The score of the film is from Marco Beltrami and has the subtlety of a boot up the bum. It doesn’t really contribute well to the atmosphere of the movie, cutting into scenes (pardon the pun) in a loud, aggressive manner. It’s good, fine stuff but for me it doesn’t always benefit the visuals. Take Goblin’s score for Suspiria, for example. It’s an essential component of the film’s DNA. Can you imagine Suspiria without that music? I can’t. Marco Beltrami, a brilliant composer, gets one track on the official soundtrack of Scream (Trouble In Woodsboro and Sidney’s Lament) while the rest of the album is left to the various bands included. A good decision. The bands are an interesting mixture. The Connells (always excellent and thoroughly reliable) contribute Bitter Pill, which isn’t in the film very much at all. Republica’s Drop Dead Gorgeous gets the glory and the iconic death scene with a garage door and an exploding head. Moby gets the fade out into credits moment with First Cool Hive, which is taken from his best album. One of the most unexpected delights of the Scream soundtrack is Soho’s excellent Whisper To A Scream, a cover of the song by The Icicle Works. This was the song that made me want to buy the album. Soho never receive the credit they deserve for their work, which is consistently strong and interesting. Youth of America by Birdbrain is loud and obnoxious, the sort of song that Beavis & Butthead would love. Whisper by Catherine is another standout moment on the soundtrack from a band who were immediately hobbled by their dreadful cover art – a shame as the album this song came from is superb. Perhaps the most famous of all the songs on this album, certainly for fans of the Scream movies, is Red Right Hand by Nick Cave & The Bad Seeds. This track pops up in all the Screams, the lounge lizard sliminess of the song a somewhat reassuring nod and wink to the original film that spawned a franchise.

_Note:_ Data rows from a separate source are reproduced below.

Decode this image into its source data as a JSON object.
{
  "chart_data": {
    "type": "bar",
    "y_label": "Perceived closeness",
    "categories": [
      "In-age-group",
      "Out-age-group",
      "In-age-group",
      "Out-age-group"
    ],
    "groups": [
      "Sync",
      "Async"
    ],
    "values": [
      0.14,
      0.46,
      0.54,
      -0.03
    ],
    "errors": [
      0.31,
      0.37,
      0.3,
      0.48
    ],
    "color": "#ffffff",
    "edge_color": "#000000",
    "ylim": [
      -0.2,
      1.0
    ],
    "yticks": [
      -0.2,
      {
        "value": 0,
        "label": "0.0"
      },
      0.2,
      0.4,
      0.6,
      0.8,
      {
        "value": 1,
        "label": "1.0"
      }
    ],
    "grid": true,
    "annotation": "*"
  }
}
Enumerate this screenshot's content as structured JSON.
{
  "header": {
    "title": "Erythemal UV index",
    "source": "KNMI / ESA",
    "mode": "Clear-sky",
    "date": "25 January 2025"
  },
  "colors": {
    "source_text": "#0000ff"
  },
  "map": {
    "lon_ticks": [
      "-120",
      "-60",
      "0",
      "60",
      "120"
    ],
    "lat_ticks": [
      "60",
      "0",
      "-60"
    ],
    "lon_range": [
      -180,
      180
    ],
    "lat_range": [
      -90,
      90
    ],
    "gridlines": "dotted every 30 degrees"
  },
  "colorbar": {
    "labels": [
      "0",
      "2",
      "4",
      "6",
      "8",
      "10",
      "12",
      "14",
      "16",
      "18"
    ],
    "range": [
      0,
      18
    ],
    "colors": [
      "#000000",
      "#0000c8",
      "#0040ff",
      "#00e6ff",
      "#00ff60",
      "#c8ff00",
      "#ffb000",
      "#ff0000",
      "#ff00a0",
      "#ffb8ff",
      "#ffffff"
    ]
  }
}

I bought this album at Missing in Glasgow, which is where you went for cheap soundtracks to American movies. This was the time where CDs at Tower Records were nearly sixteen quid. Eye wateringly expensive for a high school student whose mother was overworked and underpaid. I played it in the school common room and no-one told me to turn it off, which was always a good sign. It isn’t a classic soundtrack even if the movie itself struck that status, but something about this album still works for me. The strangely random selection of songs chucked onto disc means that of the many things this soundtrack does, being dull is not one of them. I play it in October as a tribute to my taste in the spooky, a build up towards Halloween that not even the Christmas decorations in Tesco can wreck. Overall, it’s a quite good album for a much better movie, and it doesn’t need to be anything else.